See also Teveth, Ben-Gurion and the Palestinian Arabs, p. 182-189
Ben-Gurion in an address to the central committee of the Histadrut on 30 December 1947:
“In the area allocated to the Jewish State there are not more than 520,000 Jews and about 350,000 non-Jews, mostly Arabs. Together with the Jews of Jerusalem, the total population of the Jewish State at the time of its establishment will be about a million, including almost 40 percent non-Jews. Such a [population] composition does not provide a stable basis for a Jewish State. This [demographic] fact must be viewed in all its clarity and acuteness. With such a [population] composition, there cannot even be absolute certainty that control will remain in the hands of the Jewish majority…. There can be no stable and strong Jewish State so long as it has a Jewish majority of only 60 percent.”
On the 6th of February 1948, during a Mapai Party Council, Ben-Gurion responded to a remark from a member of the audience that “we have no land there” [in the hills and mountains west of Jerusalem] by saying: “The war will give us the land. The concepts of “ours” and “not ours” are peace concepts, only, and in war they lose their whole meaning”
(Ben-Gurion, War Diary, Vol. 1, entry dated 6 February 1948. p.211)

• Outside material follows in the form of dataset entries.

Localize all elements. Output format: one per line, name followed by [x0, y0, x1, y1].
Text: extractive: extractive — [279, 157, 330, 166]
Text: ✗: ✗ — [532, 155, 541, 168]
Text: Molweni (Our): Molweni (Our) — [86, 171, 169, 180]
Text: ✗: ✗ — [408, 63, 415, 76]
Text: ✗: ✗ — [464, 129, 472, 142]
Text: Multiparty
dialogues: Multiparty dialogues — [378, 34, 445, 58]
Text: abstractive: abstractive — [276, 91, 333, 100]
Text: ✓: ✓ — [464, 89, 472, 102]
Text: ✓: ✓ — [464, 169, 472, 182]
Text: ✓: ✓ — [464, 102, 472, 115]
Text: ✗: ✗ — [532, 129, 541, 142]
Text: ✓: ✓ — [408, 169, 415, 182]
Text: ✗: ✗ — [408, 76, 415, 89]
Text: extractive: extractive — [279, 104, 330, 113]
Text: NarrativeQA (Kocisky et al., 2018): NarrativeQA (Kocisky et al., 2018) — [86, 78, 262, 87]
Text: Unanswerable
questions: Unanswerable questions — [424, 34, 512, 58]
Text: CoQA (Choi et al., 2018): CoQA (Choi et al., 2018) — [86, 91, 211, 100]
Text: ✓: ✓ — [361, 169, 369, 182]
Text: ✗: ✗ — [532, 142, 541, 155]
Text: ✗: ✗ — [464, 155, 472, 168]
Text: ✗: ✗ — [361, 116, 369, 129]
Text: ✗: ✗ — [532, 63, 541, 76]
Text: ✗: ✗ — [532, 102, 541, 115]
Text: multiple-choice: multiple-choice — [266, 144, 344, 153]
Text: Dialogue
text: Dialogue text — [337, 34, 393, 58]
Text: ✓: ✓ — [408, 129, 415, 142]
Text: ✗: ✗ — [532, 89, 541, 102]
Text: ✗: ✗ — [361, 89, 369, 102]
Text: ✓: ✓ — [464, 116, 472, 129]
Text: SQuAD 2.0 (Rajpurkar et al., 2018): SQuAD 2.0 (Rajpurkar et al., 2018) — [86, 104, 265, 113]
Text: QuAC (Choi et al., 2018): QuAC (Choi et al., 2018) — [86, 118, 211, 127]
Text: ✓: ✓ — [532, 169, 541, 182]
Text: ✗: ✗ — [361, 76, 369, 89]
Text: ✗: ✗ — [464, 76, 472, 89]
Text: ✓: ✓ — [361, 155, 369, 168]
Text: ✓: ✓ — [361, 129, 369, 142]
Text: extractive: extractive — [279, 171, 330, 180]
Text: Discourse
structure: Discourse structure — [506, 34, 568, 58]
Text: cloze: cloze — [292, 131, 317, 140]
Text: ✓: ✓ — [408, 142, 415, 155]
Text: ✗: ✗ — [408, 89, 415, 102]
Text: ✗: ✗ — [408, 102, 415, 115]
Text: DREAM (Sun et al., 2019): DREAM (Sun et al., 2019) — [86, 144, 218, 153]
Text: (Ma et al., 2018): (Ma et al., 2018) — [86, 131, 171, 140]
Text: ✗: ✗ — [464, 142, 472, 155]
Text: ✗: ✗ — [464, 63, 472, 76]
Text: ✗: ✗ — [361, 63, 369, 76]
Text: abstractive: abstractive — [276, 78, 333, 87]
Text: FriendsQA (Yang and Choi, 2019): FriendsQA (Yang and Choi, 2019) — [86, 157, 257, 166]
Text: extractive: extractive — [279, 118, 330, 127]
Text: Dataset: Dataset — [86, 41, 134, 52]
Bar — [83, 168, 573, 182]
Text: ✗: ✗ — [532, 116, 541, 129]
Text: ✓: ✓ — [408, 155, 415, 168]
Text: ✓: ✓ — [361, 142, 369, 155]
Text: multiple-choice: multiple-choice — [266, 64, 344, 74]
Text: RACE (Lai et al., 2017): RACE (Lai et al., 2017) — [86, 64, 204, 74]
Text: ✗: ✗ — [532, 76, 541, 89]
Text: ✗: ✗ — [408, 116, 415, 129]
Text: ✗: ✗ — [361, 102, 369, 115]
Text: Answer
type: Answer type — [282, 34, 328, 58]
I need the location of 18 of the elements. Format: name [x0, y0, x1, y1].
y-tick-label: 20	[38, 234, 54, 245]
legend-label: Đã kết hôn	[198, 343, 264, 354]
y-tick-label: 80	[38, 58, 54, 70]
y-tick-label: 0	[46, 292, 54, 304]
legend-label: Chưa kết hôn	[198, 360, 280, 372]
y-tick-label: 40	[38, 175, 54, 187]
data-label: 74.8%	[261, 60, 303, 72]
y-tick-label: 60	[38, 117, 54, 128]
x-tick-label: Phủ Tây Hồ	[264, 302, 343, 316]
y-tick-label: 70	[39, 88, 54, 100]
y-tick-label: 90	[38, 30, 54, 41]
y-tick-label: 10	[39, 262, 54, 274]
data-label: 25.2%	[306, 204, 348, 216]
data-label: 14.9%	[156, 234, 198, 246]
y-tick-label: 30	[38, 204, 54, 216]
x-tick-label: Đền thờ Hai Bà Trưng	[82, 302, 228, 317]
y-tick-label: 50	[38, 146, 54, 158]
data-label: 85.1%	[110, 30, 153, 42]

Addressing the Mapai Council the following day, Ben-Gurion declared: “From your entry into Jerusalem, through Lifta, Romema… there are no Arabs. One hundred percent Jews. Since Jerusalem was destroyed by the Romans, it has not been so Jewish. In many Arab neighborhoods in the west one sees not a single Arab. I do not assume that this will change… What had happened in Jerusalem… is likely to happen in many parts of the country …in the six, eight or ten months of the campaign there will certainly be great changes in the composition of the population in the country.”
(Ben-Gurion, War Diary, Vol. 1, entry dated 7 February 1948. p. 210-211)
And two months later, Ben-Gurion speaking to the Zionist Actions Committee on 6 April, Ben-Gurion declared: “We will not be able to win the war if we do not, during the war, populate upper and lower, eastern and western Galilee, the Negev and Jerusalem area….I believe that war will also bring in its wake a great change in the distribution of the Arab population.”
[Ben-Gurion, Behilahem Yisrael, Tel Aviv, Mapai Press, 1952, pp. 86-87]
Ben-Gurion wrote in his diary on 12 July 1937: “the compulsory transfer of the Arabs from the valleys of the projected Jewish State…. We have to stick to this conclusion the same way we grabbed the Balfour Declaration, more than that, the same way we grabbed at Zionism itself.”